A type of valvetrain layout used in internal combustion engines. In overhead cam engines, the camshaft is located physically above the cyclinder combustion chamber. This places it close to the valve stems, and often in a position of mechanical advantage. Lifters can be eliminated, reducing reciprocating mass. This permits overhead cam engines to be operated at higher RPM, all things being equal. Although American automobile makers converted to overhead cam designs fairly recently, they are not new. Henry Ford's 999 race car was the first to exceed 60 MPH on dirt, while driven by Barney Oldfield. The original engine was an SOHC design, though it was deleted before arriving at the Henry Ford Museum in Dearborn. The first really modern design was for a Peerless engine. The Grand Prix Peugeots of the teens sported a DOHC design, which was copied by everyone.

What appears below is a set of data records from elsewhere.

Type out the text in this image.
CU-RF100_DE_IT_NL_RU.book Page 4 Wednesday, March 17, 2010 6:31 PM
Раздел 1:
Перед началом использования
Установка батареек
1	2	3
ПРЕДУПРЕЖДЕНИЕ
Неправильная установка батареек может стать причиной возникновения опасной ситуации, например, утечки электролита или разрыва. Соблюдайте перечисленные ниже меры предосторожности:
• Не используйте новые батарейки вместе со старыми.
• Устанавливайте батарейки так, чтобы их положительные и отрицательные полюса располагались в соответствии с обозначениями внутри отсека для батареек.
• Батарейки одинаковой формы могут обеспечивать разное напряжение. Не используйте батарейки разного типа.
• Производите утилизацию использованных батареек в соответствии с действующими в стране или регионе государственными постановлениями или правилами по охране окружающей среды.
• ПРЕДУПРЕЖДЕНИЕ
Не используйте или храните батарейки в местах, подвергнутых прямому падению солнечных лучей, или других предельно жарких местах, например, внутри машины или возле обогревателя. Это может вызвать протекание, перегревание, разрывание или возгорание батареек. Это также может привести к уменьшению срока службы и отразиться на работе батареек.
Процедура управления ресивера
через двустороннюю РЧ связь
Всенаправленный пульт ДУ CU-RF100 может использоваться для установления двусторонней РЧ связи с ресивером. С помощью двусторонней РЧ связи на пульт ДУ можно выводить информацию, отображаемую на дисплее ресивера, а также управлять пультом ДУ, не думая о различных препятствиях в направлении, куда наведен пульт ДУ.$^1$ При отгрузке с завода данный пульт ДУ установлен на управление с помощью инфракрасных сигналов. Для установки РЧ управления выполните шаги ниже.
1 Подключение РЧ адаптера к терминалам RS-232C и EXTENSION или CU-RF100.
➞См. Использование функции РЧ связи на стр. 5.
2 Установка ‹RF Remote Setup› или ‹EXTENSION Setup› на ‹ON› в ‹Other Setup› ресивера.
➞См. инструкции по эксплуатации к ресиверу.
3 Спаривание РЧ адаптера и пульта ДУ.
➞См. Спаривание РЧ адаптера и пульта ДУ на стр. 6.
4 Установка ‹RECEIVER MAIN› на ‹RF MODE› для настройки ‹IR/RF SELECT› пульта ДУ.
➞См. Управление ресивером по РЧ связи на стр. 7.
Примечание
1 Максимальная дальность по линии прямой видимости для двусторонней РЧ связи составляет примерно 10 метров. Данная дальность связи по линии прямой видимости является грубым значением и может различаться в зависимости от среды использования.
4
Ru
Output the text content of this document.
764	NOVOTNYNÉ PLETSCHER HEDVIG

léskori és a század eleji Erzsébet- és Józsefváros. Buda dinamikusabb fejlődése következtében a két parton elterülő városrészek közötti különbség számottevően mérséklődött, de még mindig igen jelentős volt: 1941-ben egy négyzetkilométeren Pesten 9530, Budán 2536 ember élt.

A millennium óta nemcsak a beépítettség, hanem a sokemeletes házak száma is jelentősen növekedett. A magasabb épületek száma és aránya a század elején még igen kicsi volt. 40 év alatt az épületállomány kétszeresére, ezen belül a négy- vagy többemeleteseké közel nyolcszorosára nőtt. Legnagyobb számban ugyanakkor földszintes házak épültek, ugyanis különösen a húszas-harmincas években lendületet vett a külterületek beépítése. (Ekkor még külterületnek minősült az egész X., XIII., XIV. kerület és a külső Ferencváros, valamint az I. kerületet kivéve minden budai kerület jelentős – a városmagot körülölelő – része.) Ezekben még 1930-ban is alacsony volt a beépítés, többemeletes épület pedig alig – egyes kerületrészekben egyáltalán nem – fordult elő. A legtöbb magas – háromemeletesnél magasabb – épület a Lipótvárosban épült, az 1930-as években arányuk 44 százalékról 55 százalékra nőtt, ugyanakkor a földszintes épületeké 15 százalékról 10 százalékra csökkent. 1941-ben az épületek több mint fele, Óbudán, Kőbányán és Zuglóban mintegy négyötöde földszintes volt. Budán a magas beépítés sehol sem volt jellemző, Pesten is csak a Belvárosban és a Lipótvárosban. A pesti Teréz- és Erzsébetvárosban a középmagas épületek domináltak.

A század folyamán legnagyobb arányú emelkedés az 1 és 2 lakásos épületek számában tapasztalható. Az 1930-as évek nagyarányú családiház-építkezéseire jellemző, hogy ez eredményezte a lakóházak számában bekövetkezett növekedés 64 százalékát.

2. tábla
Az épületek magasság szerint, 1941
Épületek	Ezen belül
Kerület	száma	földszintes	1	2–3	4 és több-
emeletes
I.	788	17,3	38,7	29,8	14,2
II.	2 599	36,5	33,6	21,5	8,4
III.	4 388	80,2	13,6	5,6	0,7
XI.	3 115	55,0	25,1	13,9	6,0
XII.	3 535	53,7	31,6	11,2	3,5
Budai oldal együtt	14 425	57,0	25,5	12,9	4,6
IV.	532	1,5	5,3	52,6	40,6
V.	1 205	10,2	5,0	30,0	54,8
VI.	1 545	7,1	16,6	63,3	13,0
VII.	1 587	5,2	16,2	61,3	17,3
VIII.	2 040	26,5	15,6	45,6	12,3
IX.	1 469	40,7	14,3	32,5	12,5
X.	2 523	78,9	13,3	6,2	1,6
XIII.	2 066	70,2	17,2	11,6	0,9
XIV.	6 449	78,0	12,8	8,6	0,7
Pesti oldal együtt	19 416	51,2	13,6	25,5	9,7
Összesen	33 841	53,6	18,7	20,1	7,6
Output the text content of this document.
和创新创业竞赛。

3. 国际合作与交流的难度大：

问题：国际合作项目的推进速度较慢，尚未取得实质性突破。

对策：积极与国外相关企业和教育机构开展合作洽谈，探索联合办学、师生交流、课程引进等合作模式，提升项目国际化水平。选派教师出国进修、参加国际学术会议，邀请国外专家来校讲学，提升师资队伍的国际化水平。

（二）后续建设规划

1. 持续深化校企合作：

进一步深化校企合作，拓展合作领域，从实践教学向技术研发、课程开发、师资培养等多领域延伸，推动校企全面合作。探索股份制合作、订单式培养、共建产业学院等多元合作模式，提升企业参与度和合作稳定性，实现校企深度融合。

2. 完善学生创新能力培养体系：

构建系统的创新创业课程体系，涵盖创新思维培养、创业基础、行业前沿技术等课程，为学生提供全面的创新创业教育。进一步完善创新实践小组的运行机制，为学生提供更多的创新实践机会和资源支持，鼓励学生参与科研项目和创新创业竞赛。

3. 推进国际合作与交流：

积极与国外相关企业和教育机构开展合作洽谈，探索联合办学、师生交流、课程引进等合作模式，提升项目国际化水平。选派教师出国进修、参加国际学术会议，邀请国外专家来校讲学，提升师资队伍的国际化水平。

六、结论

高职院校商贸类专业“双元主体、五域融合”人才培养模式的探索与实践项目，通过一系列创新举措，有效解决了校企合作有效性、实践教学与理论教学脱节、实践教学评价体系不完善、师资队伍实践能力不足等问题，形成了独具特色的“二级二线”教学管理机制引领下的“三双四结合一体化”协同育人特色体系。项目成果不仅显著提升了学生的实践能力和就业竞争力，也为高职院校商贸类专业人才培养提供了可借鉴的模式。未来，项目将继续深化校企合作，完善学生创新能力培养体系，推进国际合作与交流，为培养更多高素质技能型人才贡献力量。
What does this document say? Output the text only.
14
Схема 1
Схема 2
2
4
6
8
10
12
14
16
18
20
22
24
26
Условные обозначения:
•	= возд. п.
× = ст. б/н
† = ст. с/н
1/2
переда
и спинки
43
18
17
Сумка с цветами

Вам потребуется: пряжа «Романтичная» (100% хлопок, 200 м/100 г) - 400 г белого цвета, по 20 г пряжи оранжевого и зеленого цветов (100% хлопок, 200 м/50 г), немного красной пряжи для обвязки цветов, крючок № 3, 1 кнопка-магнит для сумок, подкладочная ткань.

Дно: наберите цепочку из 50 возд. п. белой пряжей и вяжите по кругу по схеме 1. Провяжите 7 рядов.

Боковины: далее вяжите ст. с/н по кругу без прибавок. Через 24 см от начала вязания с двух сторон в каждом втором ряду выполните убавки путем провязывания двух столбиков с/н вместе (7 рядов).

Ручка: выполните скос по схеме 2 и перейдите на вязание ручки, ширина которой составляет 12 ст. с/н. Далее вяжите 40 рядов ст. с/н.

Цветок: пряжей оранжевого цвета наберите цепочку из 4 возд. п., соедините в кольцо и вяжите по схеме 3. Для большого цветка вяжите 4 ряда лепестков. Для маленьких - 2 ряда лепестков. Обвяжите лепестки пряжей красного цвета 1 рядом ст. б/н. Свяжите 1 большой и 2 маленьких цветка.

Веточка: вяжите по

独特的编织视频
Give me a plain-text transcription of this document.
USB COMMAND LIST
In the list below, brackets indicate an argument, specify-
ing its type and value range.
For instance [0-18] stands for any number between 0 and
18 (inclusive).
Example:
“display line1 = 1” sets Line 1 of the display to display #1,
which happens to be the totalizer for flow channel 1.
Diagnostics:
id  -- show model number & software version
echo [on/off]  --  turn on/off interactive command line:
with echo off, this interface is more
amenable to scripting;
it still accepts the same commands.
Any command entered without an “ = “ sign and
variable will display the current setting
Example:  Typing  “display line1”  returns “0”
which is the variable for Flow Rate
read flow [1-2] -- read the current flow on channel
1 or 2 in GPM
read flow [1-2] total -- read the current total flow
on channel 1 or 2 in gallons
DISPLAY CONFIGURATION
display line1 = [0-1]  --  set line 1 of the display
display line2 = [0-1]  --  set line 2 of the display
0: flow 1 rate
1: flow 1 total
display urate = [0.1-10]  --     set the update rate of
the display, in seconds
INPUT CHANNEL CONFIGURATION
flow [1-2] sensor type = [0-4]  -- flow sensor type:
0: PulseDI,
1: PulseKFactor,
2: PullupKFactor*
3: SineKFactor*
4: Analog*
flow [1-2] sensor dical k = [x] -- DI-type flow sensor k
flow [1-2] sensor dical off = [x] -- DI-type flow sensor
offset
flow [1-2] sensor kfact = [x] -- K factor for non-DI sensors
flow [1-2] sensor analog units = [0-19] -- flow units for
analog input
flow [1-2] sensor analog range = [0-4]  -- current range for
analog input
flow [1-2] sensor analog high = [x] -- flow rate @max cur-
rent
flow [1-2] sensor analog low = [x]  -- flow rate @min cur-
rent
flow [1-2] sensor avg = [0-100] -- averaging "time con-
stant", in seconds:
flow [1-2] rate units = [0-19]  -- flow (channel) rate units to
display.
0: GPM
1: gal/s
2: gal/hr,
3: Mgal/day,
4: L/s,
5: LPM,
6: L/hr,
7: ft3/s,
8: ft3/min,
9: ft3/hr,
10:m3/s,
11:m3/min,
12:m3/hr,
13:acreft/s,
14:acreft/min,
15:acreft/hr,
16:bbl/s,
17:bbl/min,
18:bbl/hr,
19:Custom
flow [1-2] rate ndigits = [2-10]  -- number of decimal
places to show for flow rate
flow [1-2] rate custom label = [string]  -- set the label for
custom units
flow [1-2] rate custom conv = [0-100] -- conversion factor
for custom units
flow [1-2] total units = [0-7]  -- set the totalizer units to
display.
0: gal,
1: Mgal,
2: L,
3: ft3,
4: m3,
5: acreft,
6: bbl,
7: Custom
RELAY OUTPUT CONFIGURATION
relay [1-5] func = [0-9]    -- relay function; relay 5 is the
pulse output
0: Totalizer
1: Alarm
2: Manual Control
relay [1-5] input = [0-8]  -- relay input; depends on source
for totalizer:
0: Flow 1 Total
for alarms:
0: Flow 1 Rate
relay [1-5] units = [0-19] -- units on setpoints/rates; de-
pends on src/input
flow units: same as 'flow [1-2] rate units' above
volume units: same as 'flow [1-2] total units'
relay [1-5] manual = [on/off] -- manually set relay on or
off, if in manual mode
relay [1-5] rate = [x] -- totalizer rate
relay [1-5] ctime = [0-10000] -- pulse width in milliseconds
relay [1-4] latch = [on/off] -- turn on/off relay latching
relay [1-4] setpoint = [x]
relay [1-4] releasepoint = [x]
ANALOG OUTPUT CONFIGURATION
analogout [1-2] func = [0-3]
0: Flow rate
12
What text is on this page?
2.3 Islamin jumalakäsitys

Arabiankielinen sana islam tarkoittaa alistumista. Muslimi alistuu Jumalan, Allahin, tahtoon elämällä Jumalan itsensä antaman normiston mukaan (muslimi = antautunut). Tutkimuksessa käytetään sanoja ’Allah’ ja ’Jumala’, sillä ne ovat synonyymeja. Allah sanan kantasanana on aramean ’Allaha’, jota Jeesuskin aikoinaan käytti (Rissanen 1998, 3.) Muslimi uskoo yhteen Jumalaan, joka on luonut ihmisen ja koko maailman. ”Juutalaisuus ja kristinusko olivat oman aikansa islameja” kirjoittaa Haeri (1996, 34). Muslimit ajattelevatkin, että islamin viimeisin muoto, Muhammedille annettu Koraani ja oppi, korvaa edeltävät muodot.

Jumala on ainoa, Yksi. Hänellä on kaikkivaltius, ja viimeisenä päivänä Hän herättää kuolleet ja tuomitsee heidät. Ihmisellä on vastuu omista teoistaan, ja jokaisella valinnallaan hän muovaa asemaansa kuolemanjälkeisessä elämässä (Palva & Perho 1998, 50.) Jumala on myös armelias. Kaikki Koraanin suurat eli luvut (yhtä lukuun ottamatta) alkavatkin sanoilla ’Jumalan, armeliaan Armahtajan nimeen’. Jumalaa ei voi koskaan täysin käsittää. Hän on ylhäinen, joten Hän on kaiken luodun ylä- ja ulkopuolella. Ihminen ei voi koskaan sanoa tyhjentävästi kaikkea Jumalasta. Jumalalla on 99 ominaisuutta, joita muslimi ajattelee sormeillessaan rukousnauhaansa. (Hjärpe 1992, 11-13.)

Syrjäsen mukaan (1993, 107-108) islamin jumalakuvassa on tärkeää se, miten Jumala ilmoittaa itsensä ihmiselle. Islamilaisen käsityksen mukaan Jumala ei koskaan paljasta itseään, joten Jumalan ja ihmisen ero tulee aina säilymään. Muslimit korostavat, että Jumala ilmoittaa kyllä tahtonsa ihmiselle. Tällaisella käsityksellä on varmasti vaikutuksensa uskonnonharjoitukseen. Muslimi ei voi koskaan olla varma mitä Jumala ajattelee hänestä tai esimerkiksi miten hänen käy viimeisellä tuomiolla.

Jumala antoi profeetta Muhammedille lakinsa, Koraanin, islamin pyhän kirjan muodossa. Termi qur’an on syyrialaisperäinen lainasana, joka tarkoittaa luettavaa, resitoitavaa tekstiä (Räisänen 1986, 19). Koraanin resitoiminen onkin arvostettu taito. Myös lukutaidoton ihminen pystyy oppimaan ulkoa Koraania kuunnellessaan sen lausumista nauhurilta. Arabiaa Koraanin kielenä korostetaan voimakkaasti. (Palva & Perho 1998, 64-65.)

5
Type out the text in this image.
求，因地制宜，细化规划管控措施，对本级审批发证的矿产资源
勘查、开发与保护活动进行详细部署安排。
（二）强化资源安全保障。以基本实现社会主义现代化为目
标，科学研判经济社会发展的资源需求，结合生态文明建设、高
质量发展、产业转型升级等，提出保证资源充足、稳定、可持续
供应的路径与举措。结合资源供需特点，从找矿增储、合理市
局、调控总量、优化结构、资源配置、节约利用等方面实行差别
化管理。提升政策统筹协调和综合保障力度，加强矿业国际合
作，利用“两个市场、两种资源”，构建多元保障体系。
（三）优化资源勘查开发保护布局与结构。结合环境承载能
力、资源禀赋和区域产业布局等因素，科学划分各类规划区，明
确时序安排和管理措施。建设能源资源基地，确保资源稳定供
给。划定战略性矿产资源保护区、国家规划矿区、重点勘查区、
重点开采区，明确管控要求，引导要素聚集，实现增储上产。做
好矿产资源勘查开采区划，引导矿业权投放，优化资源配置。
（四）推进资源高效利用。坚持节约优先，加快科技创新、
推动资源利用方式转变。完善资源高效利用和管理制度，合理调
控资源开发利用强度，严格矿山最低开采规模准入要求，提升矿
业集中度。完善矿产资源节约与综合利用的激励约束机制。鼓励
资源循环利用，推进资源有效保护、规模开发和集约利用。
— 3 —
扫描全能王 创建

Overhead cam engines come in either single SOHC or dual DOHC designs. Either is capable of operating more than two valves per cylinder, though DOHC designs are preferred for high performance applications. SOHC designs require a rocker arm while in DOHC engines the cam may operate the valves directly, reducing reciprocating mass and parts count, which makes for a more reliable engine.
Overhead cam designs are preferred, and near ubiquitous for modern in-line automotive engines. However, with opposed or V type engines the cam drive becomes much more complex, and so overhead valve designs are common when raw performance is seen as less critical.